For the war in Libya, the Corps of Engineers established the first regular large-scale use of wireless in the field. The sole precedent – but on a more limited scale – was that of the German army during the Herero Wars in South West Africa (the present Namibia) in July 1906.
The Italian wireless stations became important in the wake of the initial landings, and were used for communications between the fleet and the Corps of Logistics. In charge of the wireless detachment in Tripoli was the then Lieutenant Luigi Sacco, who arrived in Libya on 9 October 1911 a few days after the outbreak of hostilities.
On 16 December he was joined in Tripoli by Italian inventor and radio pioneer Guglielmo Marconi, who with Sacco and in the presence of the commander of the Italian expeditionary force, General Caneva, conducted a series of tests with Italy using a simple wire aerial laid out on the sand.

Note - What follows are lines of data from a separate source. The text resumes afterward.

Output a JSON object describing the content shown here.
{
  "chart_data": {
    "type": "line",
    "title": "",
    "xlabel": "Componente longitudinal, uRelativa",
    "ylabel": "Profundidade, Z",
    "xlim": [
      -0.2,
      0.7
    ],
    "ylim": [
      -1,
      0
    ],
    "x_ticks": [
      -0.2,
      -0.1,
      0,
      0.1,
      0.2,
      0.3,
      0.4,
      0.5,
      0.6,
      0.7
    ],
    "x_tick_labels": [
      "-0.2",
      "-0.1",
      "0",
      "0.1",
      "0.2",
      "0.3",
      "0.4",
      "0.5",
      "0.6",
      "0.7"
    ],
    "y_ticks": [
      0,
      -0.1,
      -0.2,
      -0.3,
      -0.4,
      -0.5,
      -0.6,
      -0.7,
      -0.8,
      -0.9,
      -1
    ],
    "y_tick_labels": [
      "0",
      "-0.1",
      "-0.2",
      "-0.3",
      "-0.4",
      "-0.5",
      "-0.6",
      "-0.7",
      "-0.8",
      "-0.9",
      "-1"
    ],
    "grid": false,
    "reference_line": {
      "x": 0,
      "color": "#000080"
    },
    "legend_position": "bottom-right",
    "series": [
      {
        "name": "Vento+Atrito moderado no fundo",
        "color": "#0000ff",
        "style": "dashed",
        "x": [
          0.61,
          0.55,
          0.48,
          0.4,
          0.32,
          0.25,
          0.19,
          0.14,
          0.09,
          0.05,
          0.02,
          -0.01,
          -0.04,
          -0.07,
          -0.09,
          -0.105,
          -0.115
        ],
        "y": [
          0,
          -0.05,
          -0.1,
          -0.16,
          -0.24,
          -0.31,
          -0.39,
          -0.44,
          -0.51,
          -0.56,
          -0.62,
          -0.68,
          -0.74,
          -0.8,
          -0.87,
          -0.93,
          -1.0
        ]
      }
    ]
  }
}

Marconi's experiments demonstrated the feasibility of a wireless telegraphy network across a desert terrain lacking in infrastructure, as was the case in places such as Libya. During the following months the WT detachment would set up a network that was controlled from a 1.5 kW spark transmitter on the quayside of the Turkish fort at Tripoli. Other stations were set up at Misurate, Sirte, Misda and Beni Ulid.
One major problem was how to transport the WT stations across sandy desert tracks. Luigi Sacco was obliged to move the equipment via camels, the only convenient means in such a situation. Using camels, the Corps of Engineers soon set up new wireless stations along tracks that had been secured.
Wireless would play an important role and highlight the potential of this new means of communication, also for military purposes. It was a means with potential – but also with risks because wireless transmissions can easily be intercepted. With regard to the tests that he carried out with Marconi, Luigi Sacco would write, "It is obvious that the enemy can do the same – hence the need to always encipher wireless transmissions."[1] This weakness would only be fully appreciated during World War I, at the start of which only the French and Austrian armies had well organised cipher departments. In Italy it was left to Luigi Sacco to set up the first cipher department at the army high command.